Странствия - Иегуди Менухин
Шрифт:
Интервал:
Закладка:
Мой характер есть среднее арифметическое родительских характеров: я уважаю папино благоразумие и в то же время с маминым пылом отвергаю излишнюю предусмотрительность, которая связывает по рукам и по ногам. Протестуя против папиных попыток управлять будущим, я так и слышу ехидный мамин голосок: “Ох уж эти твои планы!” — она не только высмеивала распространенное заблуждение, будто повторение одного и того же проясняет смысл, но и утверждала главенствующую роль творческого прозрения.
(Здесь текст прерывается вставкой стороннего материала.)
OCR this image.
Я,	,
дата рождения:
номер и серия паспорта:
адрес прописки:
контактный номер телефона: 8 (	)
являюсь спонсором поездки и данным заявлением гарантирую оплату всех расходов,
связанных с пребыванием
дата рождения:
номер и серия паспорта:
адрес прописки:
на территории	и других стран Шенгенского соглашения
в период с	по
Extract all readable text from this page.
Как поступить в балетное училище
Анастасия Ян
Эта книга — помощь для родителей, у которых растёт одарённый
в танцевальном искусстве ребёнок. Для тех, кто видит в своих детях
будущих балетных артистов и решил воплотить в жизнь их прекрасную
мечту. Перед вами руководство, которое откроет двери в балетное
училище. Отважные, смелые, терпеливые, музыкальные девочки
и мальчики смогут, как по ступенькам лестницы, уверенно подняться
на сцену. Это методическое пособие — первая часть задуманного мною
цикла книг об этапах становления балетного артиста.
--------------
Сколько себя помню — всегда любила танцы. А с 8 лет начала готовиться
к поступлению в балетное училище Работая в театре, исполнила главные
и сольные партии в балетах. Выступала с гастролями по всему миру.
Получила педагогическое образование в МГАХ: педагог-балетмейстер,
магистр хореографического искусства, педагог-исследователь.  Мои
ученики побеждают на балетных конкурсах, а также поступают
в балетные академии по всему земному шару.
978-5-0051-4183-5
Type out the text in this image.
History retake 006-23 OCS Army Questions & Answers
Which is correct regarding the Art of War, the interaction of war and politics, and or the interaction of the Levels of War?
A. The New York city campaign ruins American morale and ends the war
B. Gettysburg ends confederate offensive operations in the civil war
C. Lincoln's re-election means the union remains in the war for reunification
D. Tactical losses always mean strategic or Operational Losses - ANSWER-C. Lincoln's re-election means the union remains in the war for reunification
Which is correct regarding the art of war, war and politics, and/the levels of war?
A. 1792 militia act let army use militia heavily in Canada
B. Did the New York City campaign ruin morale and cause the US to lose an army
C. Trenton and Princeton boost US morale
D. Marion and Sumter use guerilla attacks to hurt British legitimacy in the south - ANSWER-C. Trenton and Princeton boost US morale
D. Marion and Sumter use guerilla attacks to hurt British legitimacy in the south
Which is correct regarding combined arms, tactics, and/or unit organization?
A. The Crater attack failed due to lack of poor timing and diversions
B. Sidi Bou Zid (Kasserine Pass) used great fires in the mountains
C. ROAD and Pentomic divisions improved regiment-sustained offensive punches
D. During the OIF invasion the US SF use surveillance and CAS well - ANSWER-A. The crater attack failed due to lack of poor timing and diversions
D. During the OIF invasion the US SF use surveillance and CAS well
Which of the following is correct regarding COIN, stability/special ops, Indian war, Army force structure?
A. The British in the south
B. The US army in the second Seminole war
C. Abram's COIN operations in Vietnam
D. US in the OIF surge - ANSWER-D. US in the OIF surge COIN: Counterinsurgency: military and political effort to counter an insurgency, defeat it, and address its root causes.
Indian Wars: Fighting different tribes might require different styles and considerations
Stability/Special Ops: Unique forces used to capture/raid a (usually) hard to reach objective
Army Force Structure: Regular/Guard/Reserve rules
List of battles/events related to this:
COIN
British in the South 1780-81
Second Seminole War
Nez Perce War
Конечно, искусство — плод долгих трудов и суровой дисциплины, это аксиома, и никто не уважает ее больше моей мамы, но когда наступает миг опустить смычок на струну, нужны полная свобода и уверенность, тут принцип “семь раз отмерь” и убедись, что берешь правильную ноту, не годится, ты просто играешь, и все. Прежде чем ступить на мост, удостоверься, что он цел; убедись, что дорога свободна, что человек, с которым ты собираешься заключить сделку, не мошенник, — это всё заветы еврейской мудрости, проверенные жизнью, и пренебрегать ими не стоит. В моей жизни эта мудрость проявляется в том, что я подвергаю все музыкальные произведения скрупулезнейшему анализу, подтверждая подсказанное интуицией и прогоняя сомнения — мои собственные или чужие. И все же мудрость Талмуда отступает перед свободолюбием дикого кочевника. Для меня нет большего счастья, чем забыть об осмотрительности и обрести ту степень свободы, когда самозабвенно отдаешься порыву. Эти две стороны моей натуры проявились в том, как я исполнял Дивертисмент. Бурное, взволнованное вступление обрушивается на слушателя мощной ритмической волной. Чтобы оркестр начал в нужном темпе, я делал два взмаха палочкой, и на третьем музыканты вступали. Теоретически все было идеально выверено, но, увы, вступление нередко звучало неубедительно. И вот, уже в 1975 году, меня вдруг озарило: не нужно предварительных взмахов, я просто рвану вниз поднятый кулак. И случилось чудо: начало прозвучало прекрасно. Мы потом играли Дивертисмент несколько раз, и чудо неизменно повторялось, ко всеобщей радости: мой оркестр приветствует мою решительность.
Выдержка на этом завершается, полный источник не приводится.